Alberto Libertazzi

Personal information
- Date of birth: 1 January 1992 (age 33)
- Place of birth: Turin, Italy
- Height: 1.87 m (6 ft 2 in)
- Position(s): Striker

Team information
- Current team: Chieri
- Number: 25

Youth career
- 2008–2012: Juventus

Senior career*
- Years: Team / Apps / (Gls)
- 2010–2012: Juventus / 2 / (0)
- 2012–2017: Novara / 3 / (1)
- 2013–2014: → Pro Vercelli (loan) / 2 / (0)
- 2014: → L'Aquila (loan) / 11 / (2)
- 2015: → Pontedera (loan) / 14 / (2)
- 2015–2016: → Siena (loan) / 7 / (0)
- 2016: → Ancona (loan) / 11 / (1)
- 2016–2017: → Servette (loan) / 10 / (0)
- 2017–2018: Gubbio / 9 / (0)
- 2018–2019: Gozzano / 25 / (4)
- 2019–2020: Rende / 17 / (2)
- 2020–2021: USD Breno / 14 / (3)
- 2021: RG Ticino / 5 / (0)
- 2022–: Chieri / 10 / (1)

International career
- 2007–2008: Italy U-16 / 10 / (2)
- 2008–2009: Italy U-17 / 17 / (2)
- 2009: Italy U-18 / 7 / (3)
- 2010–2011: Italy U-19 / 3 / (2)

= Alberto Libertazzi =

Italian footballer (born 1992)

Alberto Libertazzi (born 1 January 1992) is an Italian professional footballer who plays as a forward for Serie D club Chieri.

==Career==
===Juventus===
Libertazzi made his professional debut for Juventus FC on 1 December 2010 in a 2010–11 UEFA Europa League game against Lech Poznań.

===Novara===
In 2012, he was included in the deal of Stefano Beltrame to Juventus from Novara.
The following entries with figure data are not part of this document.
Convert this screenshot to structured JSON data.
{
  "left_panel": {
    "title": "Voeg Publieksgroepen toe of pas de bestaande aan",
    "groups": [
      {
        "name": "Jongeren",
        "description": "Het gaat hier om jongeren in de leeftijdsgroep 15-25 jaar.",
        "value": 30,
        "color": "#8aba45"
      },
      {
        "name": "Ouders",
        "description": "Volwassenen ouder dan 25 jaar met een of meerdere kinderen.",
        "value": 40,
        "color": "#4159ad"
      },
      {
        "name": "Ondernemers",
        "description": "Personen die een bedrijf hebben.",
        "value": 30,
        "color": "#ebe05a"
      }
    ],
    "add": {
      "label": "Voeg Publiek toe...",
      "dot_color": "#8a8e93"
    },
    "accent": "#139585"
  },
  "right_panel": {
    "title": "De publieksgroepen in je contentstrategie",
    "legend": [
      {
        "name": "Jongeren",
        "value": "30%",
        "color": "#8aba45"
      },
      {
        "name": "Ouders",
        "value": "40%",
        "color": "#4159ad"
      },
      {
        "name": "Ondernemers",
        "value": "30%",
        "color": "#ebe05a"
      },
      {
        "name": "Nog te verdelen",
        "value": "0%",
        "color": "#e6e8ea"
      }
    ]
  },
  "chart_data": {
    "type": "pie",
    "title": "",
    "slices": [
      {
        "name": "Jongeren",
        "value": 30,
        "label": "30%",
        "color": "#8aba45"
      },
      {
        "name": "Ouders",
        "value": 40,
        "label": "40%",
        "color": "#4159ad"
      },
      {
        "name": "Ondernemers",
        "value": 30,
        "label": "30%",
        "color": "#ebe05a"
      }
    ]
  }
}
The 50% registration rights of Libertazzi was valued €450,000, while the 50% registration rights of Beltrame was valued for €750,000. Libertazzi signed a three-year contract. The co-ownership deal was renewed twice, in 2013, and 2014. Libertazzi also spent the whole 2013–14 season on loan, at first to fellow Piedmontese club Pro Vercelli. In January 2015 Libertazzi left Novara again for Pontedera.
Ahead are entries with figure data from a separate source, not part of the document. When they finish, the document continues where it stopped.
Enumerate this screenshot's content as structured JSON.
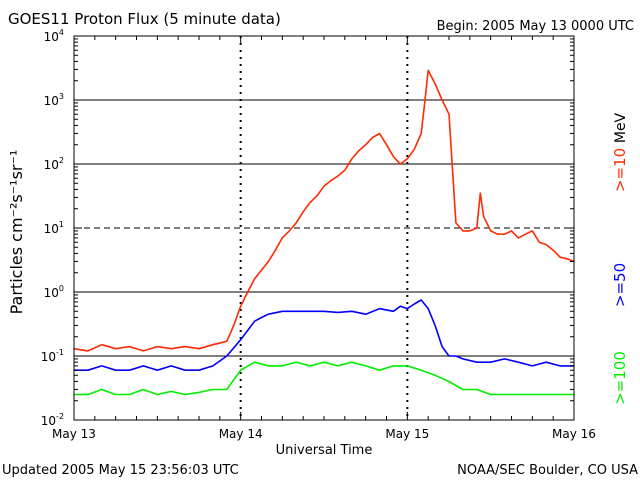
{
  "header": {
    "title": "GOES11 Proton Flux (5 minute data)",
    "begin": "Begin: 2005 May 13 0000 UTC"
  },
  "footer": {
    "updated": "Updated 2005 May 15 23:56:03 UTC",
    "source": "NOAA/SEC Boulder, CO USA"
  },
  "colors": {
    "ge10": "#ff2a00",
    "ge50": "#0000ff",
    "ge100": "#00ee00",
    "frame": "#000000"
  },
  "chart_data": {
    "type": "line",
    "title": "GOES11 Proton Flux (5 minute data)",
    "xlabel": "Universal Time",
    "ylabel": "Particles cm⁻²s⁻¹sr⁻¹",
    "y_scale": "log",
    "ylim": [
      0.01,
      10000
    ],
    "xlim": [
      0,
      72
    ],
    "x_unit_note": "",
    "x_ticks": [
      {
        "x": 0,
        "label": "May 13"
      },
      {
        "x": 24,
        "label": "May 14"
      },
      {
        "x": 48,
        "label": "May 15"
      },
      {
        "x": 72,
        "label": "May 16"
      }
    ],
    "y_ticks": [
      {
        "value": 0.01,
        "base": "10",
        "exp": "-2"
      },
      {
        "value": 0.1,
        "base": "10",
        "exp": "-1"
      },
      {
        "value": 1,
        "base": "10",
        "exp": "0"
      },
      {
        "value": 10,
        "base": "10",
        "exp": "1"
      },
      {
        "value": 100,
        "base": "10",
        "exp": "2"
      },
      {
        "value": 1000,
        "base": "10",
        "exp": "3"
      },
      {
        "value": 10000,
        "base": "10",
        "exp": "4"
      }
    ],
    "threshold_lines": [
      {
        "value": 10,
        "style": "dashed"
      }
    ],
    "unit_label": "MeV",
    "series": [
      {
        "name": ">=10",
        "color": "#ff2a00",
        "x": [
          0,
          2,
          4,
          6,
          8,
          10,
          12,
          14,
          16,
          18,
          20,
          22,
          23,
          24,
          25,
          26,
          27,
          28,
          29,
          30,
          31,
          32,
          33,
          34,
          35,
          36,
          37,
          38,
          39,
          40,
          41,
          42,
          43,
          44,
          45,
          46,
          47,
          48,
          49,
          50,
          50.5,
          51,
          52,
          53,
          54,
          55,
          56,
          57,
          58,
          58.5,
          59,
          60,
          61,
          62,
          63,
          64,
          65,
          66,
          67,
          68,
          69,
          70,
          71,
          72
        ],
        "values": [
          0.13,
          0.12,
          0.15,
          0.13,
          0.14,
          0.12,
          0.14,
          0.13,
          0.14,
          0.13,
          0.15,
          0.17,
          0.3,
          0.6,
          1.0,
          1.6,
          2.2,
          3.0,
          4.5,
          7.0,
          9.0,
          12,
          18,
          25,
          32,
          45,
          55,
          65,
          80,
          120,
          160,
          200,
          260,
          300,
          200,
          130,
          100,
          120,
          170,
          300,
          900,
          2900,
          1800,
          1000,
          600,
          12,
          9,
          9,
          10,
          35,
          15,
          9,
          8,
          8,
          9,
          7,
          8,
          9,
          6,
          5.5,
          4.5,
          3.5,
          3.3,
          3.0
        ]
      },
      {
        "name": ">=50",
        "color": "#0000ff",
        "x": [
          0,
          2,
          4,
          6,
          8,
          10,
          12,
          14,
          16,
          18,
          20,
          22,
          24,
          25,
          26,
          27,
          28,
          30,
          32,
          34,
          36,
          38,
          40,
          42,
          44,
          46,
          47,
          48,
          49,
          50,
          51,
          52,
          53,
          54,
          55,
          56,
          58,
          60,
          62,
          64,
          66,
          68,
          70,
          72
        ],
        "values": [
          0.06,
          0.06,
          0.07,
          0.06,
          0.06,
          0.07,
          0.06,
          0.07,
          0.06,
          0.06,
          0.07,
          0.1,
          0.18,
          0.25,
          0.35,
          0.4,
          0.45,
          0.5,
          0.5,
          0.5,
          0.5,
          0.48,
          0.5,
          0.45,
          0.55,
          0.5,
          0.6,
          0.55,
          0.65,
          0.75,
          0.55,
          0.3,
          0.14,
          0.1,
          0.1,
          0.09,
          0.08,
          0.08,
          0.09,
          0.08,
          0.07,
          0.08,
          0.07,
          0.07
        ]
      },
      {
        "name": ">=100",
        "color": "#00ee00",
        "x": [
          0,
          2,
          4,
          6,
          8,
          10,
          12,
          14,
          16,
          18,
          20,
          22,
          24,
          26,
          28,
          30,
          32,
          34,
          36,
          38,
          40,
          42,
          44,
          46,
          48,
          50,
          52,
          54,
          56,
          58,
          60,
          62,
          64,
          66,
          68,
          70,
          72
        ],
        "values": [
          0.025,
          0.025,
          0.03,
          0.025,
          0.025,
          0.03,
          0.025,
          0.028,
          0.025,
          0.027,
          0.03,
          0.03,
          0.06,
          0.08,
          0.07,
          0.07,
          0.08,
          0.07,
          0.08,
          0.07,
          0.08,
          0.07,
          0.06,
          0.07,
          0.07,
          0.06,
          0.05,
          0.04,
          0.03,
          0.03,
          0.025,
          0.025,
          0.025,
          0.025,
          0.025,
          0.025,
          0.025
        ]
      }
    ]
  }
}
In June 2015 Novara acquired Libertazzi outright from Juventus. On 14 July he was signed by Siena in a temporary deal. On 28 January 2016 the loan was terminated.

Libertazzi joined Swiss Challenge League side Servette.

On 29 September 2018, Gozzano signed him and Sampietro for free.

On 31 July 2019, he signed with Rende.

On 3 August 2021, he joined to RG Ticino in Serie D.